R&D Data Cloud: Moving Your Digital Lab Beyond SDMS

May 11, 2021

Introduction

In 2007, Nokia ruled the mobile phone market as its category leader. Their flip phones, among the first to support text messaging and limited video, were a worldwide phenomenon. And yet, Nokia hardly realized an emerging threat: Apple was about to release the iPhone, a service-modeled platform that depended on multiple application developers sharing and co-existing in a more open digital landscape. Within six years, Apple outsold Nokia 5-to-1 and went on to be the fastest-adopted device in history.

We foresee a similar paradigm shift in life sciences R&D when comparing legacy, silo-prone data storage and management to an open, cloud-native, data-centric model. In this blog, we will compare life sciences’ traditional data management choice (SDMS) to the emerging R&D Data Cloud.

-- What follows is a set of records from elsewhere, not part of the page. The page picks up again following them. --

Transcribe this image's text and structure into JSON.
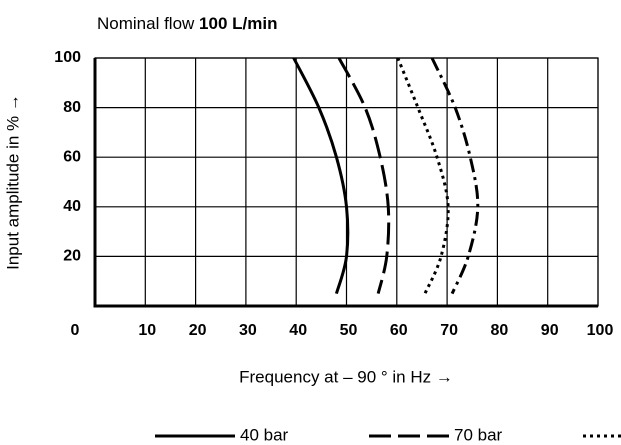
{
  "chart_data": {
    "type": "line",
    "title": "Nominal flow",
    "title_emphasis": "100 L/min",
    "x_label": "Frequency at – 90 ° in Hz →",
    "y_label": "Input amplitude in % →",
    "xlim": [
      0,
      100
    ],
    "xticks": [
      0,
      10,
      20,
      30,
      40,
      50,
      60,
      70,
      80,
      90,
      100
    ],
    "ylim": [
      0,
      100
    ],
    "yticks": [
      20,
      40,
      60,
      80,
      100
    ],
    "grid": true,
    "legend": "bottom",
    "series": [
      {
        "name": "40 bar",
        "color": "#000000",
        "dash": "solid",
        "x": [
          39.5,
          44.5,
          48,
          50,
          50,
          48
        ],
        "values": [
          100,
          80,
          60,
          40,
          20,
          5
        ]
      },
      {
        "name": "70 bar",
        "color": "#000000",
        "dash": "dashed",
        "x": [
          48.5,
          53.7,
          56.7,
          58.3,
          58,
          56.3
        ],
        "values": [
          100,
          80,
          60,
          40,
          20,
          5
        ]
      },
      {
        "color": "#000000",
        "dash": "dotted",
        "x": [
          60.2,
          64.2,
          68,
          70.2,
          68.8,
          65.6
        ],
        "values": [
          100,
          80,
          60,
          40,
          20,
          5
        ]
      },
      {
        "color": "#000000",
        "dash": "dashdot",
        "x": [
          67,
          71.6,
          74.6,
          76.1,
          74.2,
          71
        ],
        "values": [
          100,
          80,
          60,
          40,
          20,
          5
        ]
      }
    ]
  }
}
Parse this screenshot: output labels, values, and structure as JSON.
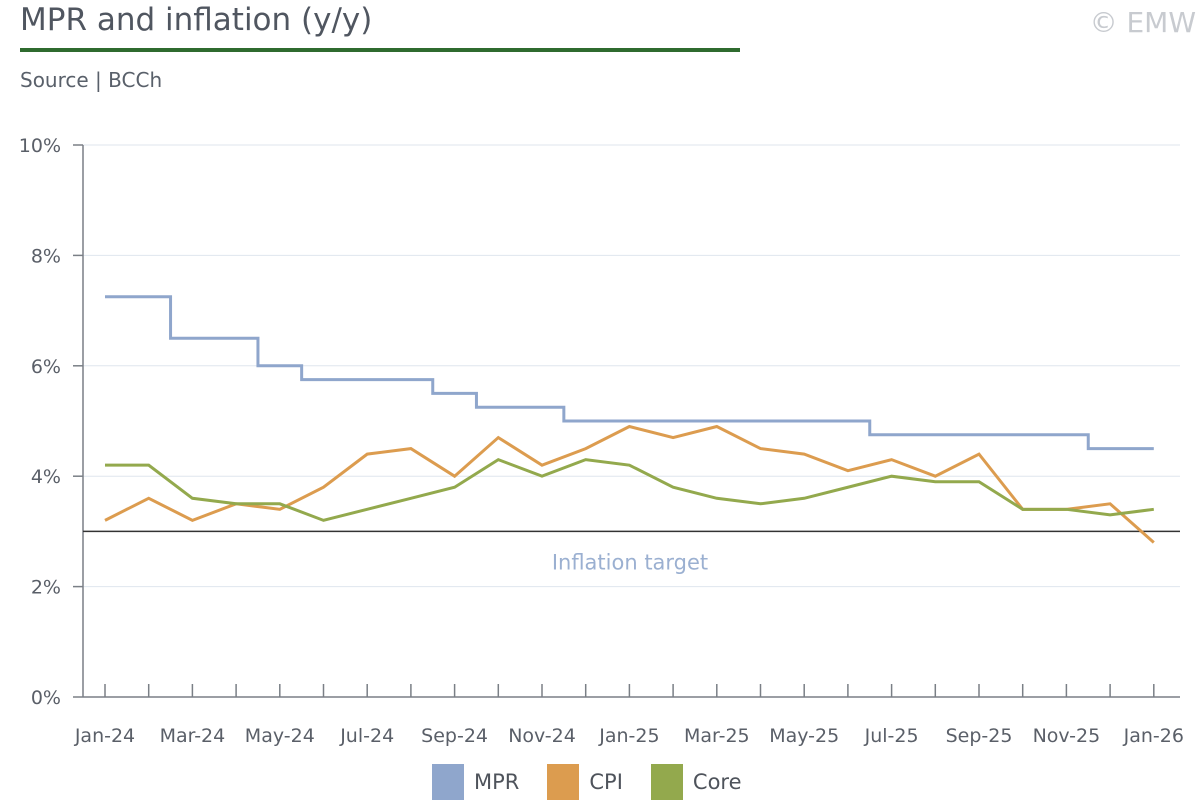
{
  "header": {
    "title": "MPR and inflation (y/y)",
    "subtitle": "Source | BCCh",
    "copyright": "© EMW"
  },
  "chart_data": {
    "type": "line",
    "title": "MPR and inflation (y/y)",
    "ylim": [
      0,
      10
    ],
    "yticks": [
      "0%",
      "2%",
      "4%",
      "6%",
      "8%",
      "10%"
    ],
    "x_labels": [
      "Jan-24",
      "Mar-24",
      "May-24",
      "Jul-24",
      "Sep-24",
      "Nov-24",
      "Jan-25",
      "Mar-25",
      "May-25",
      "Jul-25",
      "Sep-25",
      "Nov-25",
      "Jan-26"
    ],
    "grid": true,
    "legend_position": "bottom",
    "reference_line": {
      "label": "Inflation target",
      "value": 3
    },
    "series": [
      {
        "name": "MPR",
        "color": "#8fa6cc",
        "step": true,
        "points": [
          {
            "x": "Jan-24",
            "y": 7.25
          },
          {
            "x": "Feb-24",
            "y": 7.25
          },
          {
            "x": "Mar-24",
            "y": 6.5
          },
          {
            "x": "Apr-24",
            "y": 6.5
          },
          {
            "x": "May-24",
            "y": 6.0
          },
          {
            "x": "Jun-24",
            "y": 5.75
          },
          {
            "x": "Jul-24",
            "y": 5.75
          },
          {
            "x": "Aug-24",
            "y": 5.75
          },
          {
            "x": "Sep-24",
            "y": 5.5
          },
          {
            "x": "Oct-24",
            "y": 5.25
          },
          {
            "x": "Nov-24",
            "y": 5.25
          },
          {
            "x": "Dec-24",
            "y": 5.0
          },
          {
            "x": "Jan-25",
            "y": 5.0
          },
          {
            "x": "Feb-25",
            "y": 5.0
          },
          {
            "x": "Mar-25",
            "y": 5.0
          },
          {
            "x": "Apr-25",
            "y": 5.0
          },
          {
            "x": "May-25",
            "y": 5.0
          },
          {
            "x": "Jun-25",
            "y": 5.0
          },
          {
            "x": "Jul-25",
            "y": 4.75
          },
          {
            "x": "Aug-25",
            "y": 4.75
          },
          {
            "x": "Sep-25",
            "y": 4.75
          },
          {
            "x": "Oct-25",
            "y": 4.75
          },
          {
            "x": "Nov-25",
            "y": 4.75
          },
          {
            "x": "Dec-25",
            "y": 4.5
          },
          {
            "x": "Jan-26",
            "y": 4.5
          }
        ]
      },
      {
        "name": "CPI",
        "color": "#dc9c4f",
        "points": [
          {
            "x": "Jan-24",
            "y": 3.2
          },
          {
            "x": "Feb-24",
            "y": 3.6
          },
          {
            "x": "Mar-24",
            "y": 3.2
          },
          {
            "x": "Apr-24",
            "y": 3.5
          },
          {
            "x": "May-24",
            "y": 3.4
          },
          {
            "x": "Jun-24",
            "y": 3.8
          },
          {
            "x": "Jul-24",
            "y": 4.4
          },
          {
            "x": "Aug-24",
            "y": 4.5
          },
          {
            "x": "Sep-24",
            "y": 4.0
          },
          {
            "x": "Oct-24",
            "y": 4.7
          },
          {
            "x": "Nov-24",
            "y": 4.2
          },
          {
            "x": "Dec-24",
            "y": 4.5
          },
          {
            "x": "Jan-25",
            "y": 4.9
          },
          {
            "x": "Feb-25",
            "y": 4.7
          },
          {
            "x": "Mar-25",
            "y": 4.9
          },
          {
            "x": "Apr-25",
            "y": 4.5
          },
          {
            "x": "May-25",
            "y": 4.4
          },
          {
            "x": "Jun-25",
            "y": 4.1
          },
          {
            "x": "Jul-25",
            "y": 4.3
          },
          {
            "x": "Aug-25",
            "y": 4.0
          },
          {
            "x": "Sep-25",
            "y": 4.4
          },
          {
            "x": "Oct-25",
            "y": 3.4
          },
          {
            "x": "Nov-25",
            "y": 3.4
          },
          {
            "x": "Dec-25",
            "y": 3.5
          },
          {
            "x": "Jan-26",
            "y": 2.8
          }
        ]
      },
      {
        "name": "Core",
        "color": "#93a94d",
        "points": [
          {
            "x": "Jan-24",
            "y": 4.2
          },
          {
            "x": "Feb-24",
            "y": 4.2
          },
          {
            "x": "Mar-24",
            "y": 3.6
          },
          {
            "x": "Apr-24",
            "y": 3.5
          },
          {
            "x": "May-24",
            "y": 3.5
          },
          {
            "x": "Jun-24",
            "y": 3.2
          },
          {
            "x": "Jul-24",
            "y": 3.4
          },
          {
            "x": "Aug-24",
            "y": 3.6
          },
          {
            "x": "Sep-24",
            "y": 3.8
          },
          {
            "x": "Oct-24",
            "y": 4.3
          },
          {
            "x": "Nov-24",
            "y": 4.0
          },
          {
            "x": "Dec-24",
            "y": 4.3
          },
          {
            "x": "Jan-25",
            "y": 4.2
          },
          {
            "x": "Feb-25",
            "y": 3.8
          },
          {
            "x": "Mar-25",
            "y": 3.6
          },
          {
            "x": "Apr-25",
            "y": 3.5
          },
          {
            "x": "May-25",
            "y": 3.6
          },
          {
            "x": "Jun-25",
            "y": 3.8
          },
          {
            "x": "Jul-25",
            "y": 4.0
          },
          {
            "x": "Aug-25",
            "y": 3.9
          },
          {
            "x": "Sep-25",
            "y": 3.9
          },
          {
            "x": "Oct-25",
            "y": 3.4
          },
          {
            "x": "Nov-25",
            "y": 3.4
          },
          {
            "x": "Dec-25",
            "y": 3.3
          },
          {
            "x": "Jan-26",
            "y": 3.4
          }
        ]
      }
    ]
  }
}
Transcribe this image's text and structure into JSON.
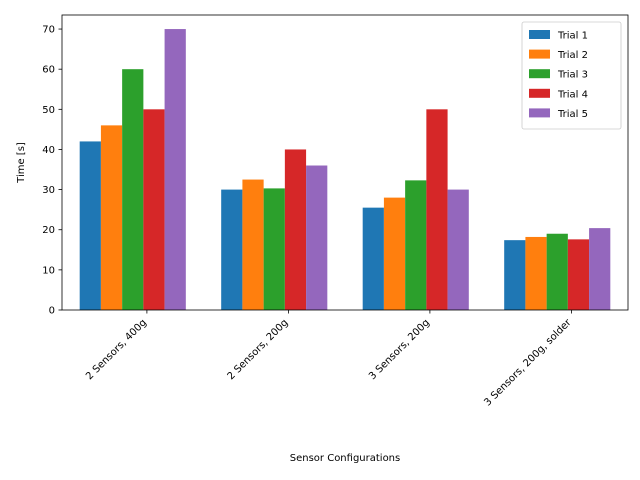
{
  "chart_data": {
    "type": "bar",
    "title": "",
    "xlabel": "Sensor Configurations",
    "ylabel": "Time [s]",
    "categories": [
      "2 Sensors, 400g",
      "2 Sensors, 200g",
      "3 Sensors, 200g",
      "3 Sensors, 200g, solder"
    ],
    "series": [
      {
        "name": "Trial 1",
        "color": "#1f77b4",
        "values": [
          42,
          30,
          25.5,
          17.4
        ]
      },
      {
        "name": "Trial 2",
        "color": "#ff7f0e",
        "values": [
          46,
          32.5,
          28,
          18.2
        ]
      },
      {
        "name": "Trial 3",
        "color": "#2ca02c",
        "values": [
          60,
          30.3,
          32.3,
          19
        ]
      },
      {
        "name": "Trial 4",
        "color": "#d62728",
        "values": [
          50,
          40,
          50,
          17.6
        ]
      },
      {
        "name": "Trial 5",
        "color": "#9467bd",
        "values": [
          70,
          36,
          30,
          20.4
        ]
      }
    ],
    "yticks": [
      0,
      10,
      20,
      30,
      40,
      50,
      60,
      70
    ],
    "ylim": [
      0,
      73.5
    ],
    "grid": false,
    "legend_position": "top-right"
  }
}
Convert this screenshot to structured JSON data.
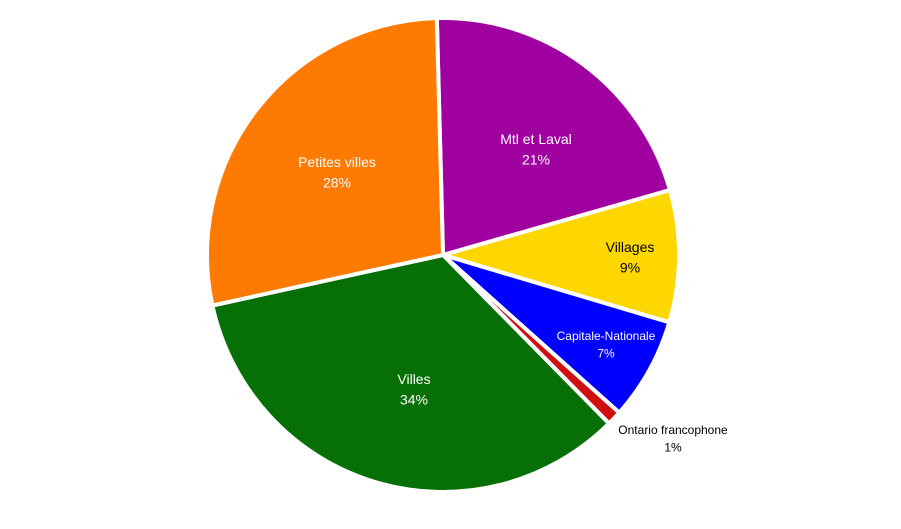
{
  "chart_data": {
    "type": "pie",
    "title": "",
    "slices": [
      {
        "label": "Mtl et Laval",
        "value": 21,
        "display": "21%",
        "color": "#a100a1"
      },
      {
        "label": "Villages",
        "value": 9,
        "display": "9%",
        "color": "#ffd700"
      },
      {
        "label": "Capitale-Nationale",
        "value": 7,
        "display": "7%",
        "color": "#0000ff"
      },
      {
        "label": "Ontario francophone",
        "value": 1,
        "display": "1%",
        "color": "#d01010"
      },
      {
        "label": "Villes",
        "value": 34,
        "display": "34%",
        "color": "#067006"
      },
      {
        "label": "Petites villes",
        "value": 28,
        "display": "28%",
        "color": "#ff7a00"
      }
    ],
    "legend": "none"
  }
}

Let’s first understand what is an SDMS and what is an R&D Data Cloud.

What is an SDMS, anyway?

An SDMS imitates a filing cabinet using software. It captures, catalogs, and archives all versions of a data file from a scientific instrument -- HPLCs, mass specs, flow cytometers, sequencers -- and scientific applications like LIMS, ELNs, or analysis software. Specialties of an SDMS include rapid access, compliance with regulatory requirements, and specific workflows around data management. It’s certainly an improvement over the ‘90s-era process of maintaining your quality team on paper reports!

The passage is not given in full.